Time remapping is a tool that was recently invented that allows us to do more than simply speed up or slow down our videos. As the editor, it allows us to really bend and manipulate time to our will. We're able to do this in a lot of number of ways, we can slow it down, speed it up, use it in forward or reverse motion, or any combination of these, even in the same clip. On this special episode of Tips and Tricks, we'll be going over some simple ways to plan your shots out and using your editing software to perform these time manipulation type techniques.
To add a sense of busyness or chaos to a scene that's crowded, you speed up the shot of all the people moving through the frame. When your subject appears, you slow down the shot to emphasize your talent being on screen. As they pass by, you speed back up your clip and they blend back in to their chaotic environment.
A scene of someone driving from one point to another is usually not the most exciting scene unless maybe it's a chase scene. But if you really want to show an important action taking place once you arrive somewhere, speed up the scene of your drive then slow back down to a normal speed to show the important actions taking place at the destination.
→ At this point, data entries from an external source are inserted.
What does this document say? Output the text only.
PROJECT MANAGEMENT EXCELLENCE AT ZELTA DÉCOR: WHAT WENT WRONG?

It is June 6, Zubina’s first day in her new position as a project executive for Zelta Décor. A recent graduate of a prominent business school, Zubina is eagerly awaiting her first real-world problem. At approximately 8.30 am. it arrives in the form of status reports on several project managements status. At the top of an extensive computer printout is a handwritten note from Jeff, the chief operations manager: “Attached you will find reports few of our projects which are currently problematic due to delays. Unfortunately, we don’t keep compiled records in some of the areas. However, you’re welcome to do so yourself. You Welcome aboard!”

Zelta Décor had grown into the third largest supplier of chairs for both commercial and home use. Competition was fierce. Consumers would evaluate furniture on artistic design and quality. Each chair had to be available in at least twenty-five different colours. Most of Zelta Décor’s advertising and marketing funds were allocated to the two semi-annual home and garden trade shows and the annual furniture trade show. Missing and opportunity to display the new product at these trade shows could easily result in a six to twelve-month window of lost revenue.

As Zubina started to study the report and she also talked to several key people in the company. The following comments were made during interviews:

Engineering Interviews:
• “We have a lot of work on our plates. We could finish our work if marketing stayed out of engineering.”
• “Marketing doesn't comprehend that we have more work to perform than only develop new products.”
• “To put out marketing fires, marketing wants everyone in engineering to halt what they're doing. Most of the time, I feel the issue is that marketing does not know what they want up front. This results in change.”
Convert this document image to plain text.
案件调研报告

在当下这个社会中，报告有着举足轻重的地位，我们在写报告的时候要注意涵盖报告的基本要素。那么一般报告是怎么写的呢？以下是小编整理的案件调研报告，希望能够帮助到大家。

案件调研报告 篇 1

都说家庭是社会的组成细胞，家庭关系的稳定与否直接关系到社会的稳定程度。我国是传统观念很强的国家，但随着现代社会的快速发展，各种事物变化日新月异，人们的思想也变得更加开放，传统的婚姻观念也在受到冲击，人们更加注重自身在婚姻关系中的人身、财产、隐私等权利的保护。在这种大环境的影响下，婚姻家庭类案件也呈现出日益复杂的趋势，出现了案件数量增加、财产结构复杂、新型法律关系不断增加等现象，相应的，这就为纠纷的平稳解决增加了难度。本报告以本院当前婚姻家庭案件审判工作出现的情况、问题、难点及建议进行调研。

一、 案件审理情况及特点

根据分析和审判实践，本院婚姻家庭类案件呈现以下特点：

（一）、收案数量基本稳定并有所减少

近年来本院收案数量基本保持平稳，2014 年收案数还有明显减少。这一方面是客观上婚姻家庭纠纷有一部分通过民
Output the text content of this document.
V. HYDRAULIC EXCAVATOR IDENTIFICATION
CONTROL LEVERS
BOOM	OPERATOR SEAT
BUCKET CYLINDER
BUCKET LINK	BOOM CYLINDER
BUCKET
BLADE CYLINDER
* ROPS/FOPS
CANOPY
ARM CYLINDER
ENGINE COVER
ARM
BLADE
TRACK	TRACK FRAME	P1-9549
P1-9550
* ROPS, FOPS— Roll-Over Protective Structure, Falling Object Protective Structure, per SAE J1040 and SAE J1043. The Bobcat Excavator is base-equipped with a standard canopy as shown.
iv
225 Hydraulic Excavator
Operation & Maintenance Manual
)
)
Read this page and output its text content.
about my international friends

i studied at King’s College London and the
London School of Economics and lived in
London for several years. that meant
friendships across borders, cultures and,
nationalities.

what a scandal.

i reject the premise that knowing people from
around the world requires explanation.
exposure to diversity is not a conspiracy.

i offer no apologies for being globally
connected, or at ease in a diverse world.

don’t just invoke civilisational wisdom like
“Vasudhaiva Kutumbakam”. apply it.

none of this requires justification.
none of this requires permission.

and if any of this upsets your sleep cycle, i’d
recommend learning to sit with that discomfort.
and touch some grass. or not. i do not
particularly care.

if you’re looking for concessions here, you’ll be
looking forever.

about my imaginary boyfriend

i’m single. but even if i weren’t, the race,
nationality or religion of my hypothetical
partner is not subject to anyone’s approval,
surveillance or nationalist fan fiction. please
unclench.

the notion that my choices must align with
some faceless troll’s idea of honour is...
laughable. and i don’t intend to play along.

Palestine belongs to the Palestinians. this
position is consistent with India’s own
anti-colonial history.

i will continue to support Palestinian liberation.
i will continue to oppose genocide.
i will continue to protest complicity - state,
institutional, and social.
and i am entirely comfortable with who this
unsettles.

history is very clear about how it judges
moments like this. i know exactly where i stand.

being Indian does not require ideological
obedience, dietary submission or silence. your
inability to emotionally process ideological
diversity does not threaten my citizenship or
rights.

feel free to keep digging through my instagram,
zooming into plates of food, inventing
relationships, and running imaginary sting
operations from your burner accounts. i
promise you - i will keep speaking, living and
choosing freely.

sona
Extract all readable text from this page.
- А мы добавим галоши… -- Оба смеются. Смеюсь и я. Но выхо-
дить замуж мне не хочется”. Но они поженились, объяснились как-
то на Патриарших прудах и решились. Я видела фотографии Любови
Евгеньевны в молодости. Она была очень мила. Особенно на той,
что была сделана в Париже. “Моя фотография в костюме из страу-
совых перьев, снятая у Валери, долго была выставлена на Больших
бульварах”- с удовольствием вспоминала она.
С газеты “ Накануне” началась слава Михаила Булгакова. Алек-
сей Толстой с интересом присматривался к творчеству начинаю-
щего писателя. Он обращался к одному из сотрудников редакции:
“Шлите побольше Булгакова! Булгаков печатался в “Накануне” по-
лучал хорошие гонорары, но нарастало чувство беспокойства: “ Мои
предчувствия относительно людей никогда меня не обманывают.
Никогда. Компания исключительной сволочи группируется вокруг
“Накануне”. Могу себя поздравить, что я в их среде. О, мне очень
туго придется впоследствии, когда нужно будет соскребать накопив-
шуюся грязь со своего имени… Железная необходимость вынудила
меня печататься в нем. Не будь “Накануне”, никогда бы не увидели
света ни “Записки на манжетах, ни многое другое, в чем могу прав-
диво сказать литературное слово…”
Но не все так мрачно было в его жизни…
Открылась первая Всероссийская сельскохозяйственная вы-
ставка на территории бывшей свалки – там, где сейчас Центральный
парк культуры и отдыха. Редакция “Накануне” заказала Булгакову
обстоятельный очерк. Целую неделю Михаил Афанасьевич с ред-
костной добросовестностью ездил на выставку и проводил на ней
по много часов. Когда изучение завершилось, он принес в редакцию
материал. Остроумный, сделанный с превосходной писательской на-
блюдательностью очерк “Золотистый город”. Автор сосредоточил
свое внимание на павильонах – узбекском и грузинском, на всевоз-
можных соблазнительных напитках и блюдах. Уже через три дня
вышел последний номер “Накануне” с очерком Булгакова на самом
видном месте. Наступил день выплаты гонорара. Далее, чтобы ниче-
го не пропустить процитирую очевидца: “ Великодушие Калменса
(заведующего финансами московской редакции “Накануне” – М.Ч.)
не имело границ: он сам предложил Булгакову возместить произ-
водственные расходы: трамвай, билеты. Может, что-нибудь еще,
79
If your aim is to deemphasize the passage of time there are a number of different ways you can do this. The most common way is to simply speed up the scene or clip that you are filming, this is called a time-lapse shot. Time-lapse shots are visually striking and could have a number of different types of impact on your audience, depending on your subject matter, of course. A common and practical use for time manipulation is using slow motion in the filming of sporting events. For golfers, a great way to practice your technique is to film yourself hitting golf shots and play back your shots in slow motion to make note of your swing fundamentals or flaws.
Now that we've learned why we'd want to use time remapping in our videos, I'm gonna show you how to do it using a couple different techniques in Final Cut Pro. If you want to create a time-lapse or slow motion effect, then into the viewer, under the Motion tab, select time remap, then go down to the 100 percent and adjust the speed to a number greater than or less than 100 percent to achieve an either time-lapse effect or a slow motion effect.
For a variable speed technique, open the Toggle Key Frames icon in the bottom left, next select the time remap tool located on the right side in the toolbar. Find the areas you want to key frame, and using the time remap tool, click the clip in the sequence viewer at the two areas you want to adjust the speed. Now, spread the key frames apart creating a slow zone. The farther apart that you move the key frames, the slower the film will play there, and vice versa, the close you move the key frames, the faster your playback will be.
Now that you're all time benders, using this technique in your videos can really enhance the look and the impact that it has on your audience.